L’innovation en question

Lors d’un séminaire en Suède le mois dernier consacré aux nouvelles techniques de production, un orateur a montré comment les nouvelles technologies sont habituellement stigmatisées. C’est qu’elles attisent systématiquement des chamboulements sociaux. Par exemple, le télégraphe est devenu superflu quand est apparu le téléphone. Le frigo a rendu superflu le laitier…
Un participant a fait une démonstration pour montrer ce caractère double face du progrès. Il a employé un objet tout simple : le smartphone. Un appareil qui combine un téléphone, une discothèque, un appareil photo et un ordinateur portable. Il est moins encombrant, offre une meilleure qualité, nécessite pas autant d’assemblage et impose moins de matériaux. a, comme on peut s’en douter, représenté un désastre pour bon nombre d’entreprises bien implantées : producteurs de CD, disquaires, sociétés postales, producteurs d’appareils photos polaroid ou de calculatrices. Pour la rentabilité et l’activité dans ces secteurs respectifs, le smartphone s’est révélé être un désastre sans comparaison. Cependant, en délogeant tous ces appareils, il a amélioré notre confort de vie. C’est là tout le paradoxe du progrès ». Les innovations instaurent une évolution ainsi qu’une amélioration du niveau de vie mais mettent aussi les industries face à des ennuis. Elles les font stagner ou les forcent à disparaître. La hausse du capital n’est appréciable qu’à moyen terme ; à court terme pourtant, federation nationale du séminaire ce sont essentiellement les impacts pernicieuses qui captent l’attention : certains travailleurs actifs au sein de certaines industries périmées perdent leur travail à cause de l’innovation. Des entreprises d’ameublement qui disparaissent avec l’arrivée d’un certain fabricant suédois. des petits commerces de sport ferment leurs portes suite à la montée de géants du marché ou de boutiques en ligne. Ceux qui perdent la course à l’innovation critiquent tout naturellement un œil négatif sur les nouveaux modèles d’entreprise. Voilà pourquoi le progrès, en dépit de son indiscutable utilité, est au départ continuellement jugé comme un recul.

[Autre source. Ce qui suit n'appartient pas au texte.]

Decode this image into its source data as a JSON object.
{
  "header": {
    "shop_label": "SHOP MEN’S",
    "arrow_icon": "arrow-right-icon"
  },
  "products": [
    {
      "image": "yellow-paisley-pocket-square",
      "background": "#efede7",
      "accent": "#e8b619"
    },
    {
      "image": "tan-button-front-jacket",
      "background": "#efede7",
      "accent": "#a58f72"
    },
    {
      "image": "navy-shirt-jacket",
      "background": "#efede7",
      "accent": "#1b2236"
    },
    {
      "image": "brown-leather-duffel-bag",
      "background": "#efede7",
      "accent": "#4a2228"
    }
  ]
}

En résumé, lles innovations permettent à la richesse de croître et à la société d’avancer. Mais cela se fait assurément rarement sans problèmes. Derrière l’augmentation structurelle de la richesse se cache fatalement des drames pour des personnes qui se retrouvent évincés de leur travail. Ce séminaire à Lisbonne m’a procuré une autre perspective sur les mouvements l’actualité.